"Um. Are These All the Babies You Have Left?"

So funny, so sad.

Elna Baker, an aspiring actress in New York City, worked at FAO Schwartz to make ends meet. She was hired to play a nurse in an elaborate toy demonstration to get little girls to ‘adopt’ expensive realistic ‘newborns’ the store was selling.

One day, an MTV reality show filmed a segment there. The toys got good play. Rich moms and their spoiled daughters from the Upper East Side flooded the store. They just had to have one.

And then the store ran out of white babies…

[From This American Life, Act Three: “Babies Buying Babies.”]

G.D.

G.D.

Gene "G.D." Demby is the founder and editor of PostBourgie. In his day job, he blogs and reports on race and ethnicity for NPR's Code Switch team.
G.D.
  • This story reminded me of the types of stories (or narratives) in Derrick Bell books, only set in a toy story.

  • GVG

    I think i’ll have to get back to you on this one. My heart is pound, but i honestly can’t figure out why.
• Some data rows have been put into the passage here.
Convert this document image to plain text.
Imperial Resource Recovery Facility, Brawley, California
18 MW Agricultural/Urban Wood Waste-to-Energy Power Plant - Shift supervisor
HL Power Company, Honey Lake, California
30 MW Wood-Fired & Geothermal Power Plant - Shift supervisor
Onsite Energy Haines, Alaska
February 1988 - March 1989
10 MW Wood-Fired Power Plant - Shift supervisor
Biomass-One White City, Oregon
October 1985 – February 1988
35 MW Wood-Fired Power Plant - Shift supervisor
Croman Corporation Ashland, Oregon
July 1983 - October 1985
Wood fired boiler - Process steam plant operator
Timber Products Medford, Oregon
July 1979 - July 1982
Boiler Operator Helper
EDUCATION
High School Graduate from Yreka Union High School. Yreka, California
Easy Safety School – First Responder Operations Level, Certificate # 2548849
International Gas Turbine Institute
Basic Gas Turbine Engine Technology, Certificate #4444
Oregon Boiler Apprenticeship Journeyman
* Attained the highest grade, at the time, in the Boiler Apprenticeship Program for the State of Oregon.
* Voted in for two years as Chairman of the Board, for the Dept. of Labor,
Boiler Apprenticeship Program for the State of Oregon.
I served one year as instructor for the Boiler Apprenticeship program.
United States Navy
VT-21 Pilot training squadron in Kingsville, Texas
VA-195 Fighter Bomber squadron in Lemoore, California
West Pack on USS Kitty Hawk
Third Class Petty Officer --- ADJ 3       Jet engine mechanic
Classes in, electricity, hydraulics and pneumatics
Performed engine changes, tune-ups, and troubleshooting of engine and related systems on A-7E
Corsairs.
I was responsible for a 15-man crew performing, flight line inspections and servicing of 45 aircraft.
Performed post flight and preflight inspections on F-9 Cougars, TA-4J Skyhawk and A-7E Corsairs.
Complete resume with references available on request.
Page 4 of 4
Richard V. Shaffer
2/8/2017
I know this to be the reality in which we exist, so why am i so disheartened?

  • GVG

    May i suggest telling your readers that the story starts at the 41:05 mark of the podcast so they know they’re listening to the right thing.

  • Tabitha

    So I’m working on this show that shall not be named. In one of our segments, we have to find a large black doll to avoid those pesky child labor laws. During the discussion about the shoot, the entire room turns to me and asks: where can we get a black baby doll?

    me:um… i don’t know. i’m an adult. i don’t play with dolls just b/c they’re black.

    later that day- the PA on the show tells me, i’ll call my old roomate. she collects all kinds of weird dolls….

    me: *blank stare* is the doll weird b/c she’s black?

    him:… uh, i didn’t mean it that way.

    since living in hollyowood, i’ve taken to provoking racial situations just to make ppl uncomfortable.

    i’ll actually get around to listening to the link above when i have a day off.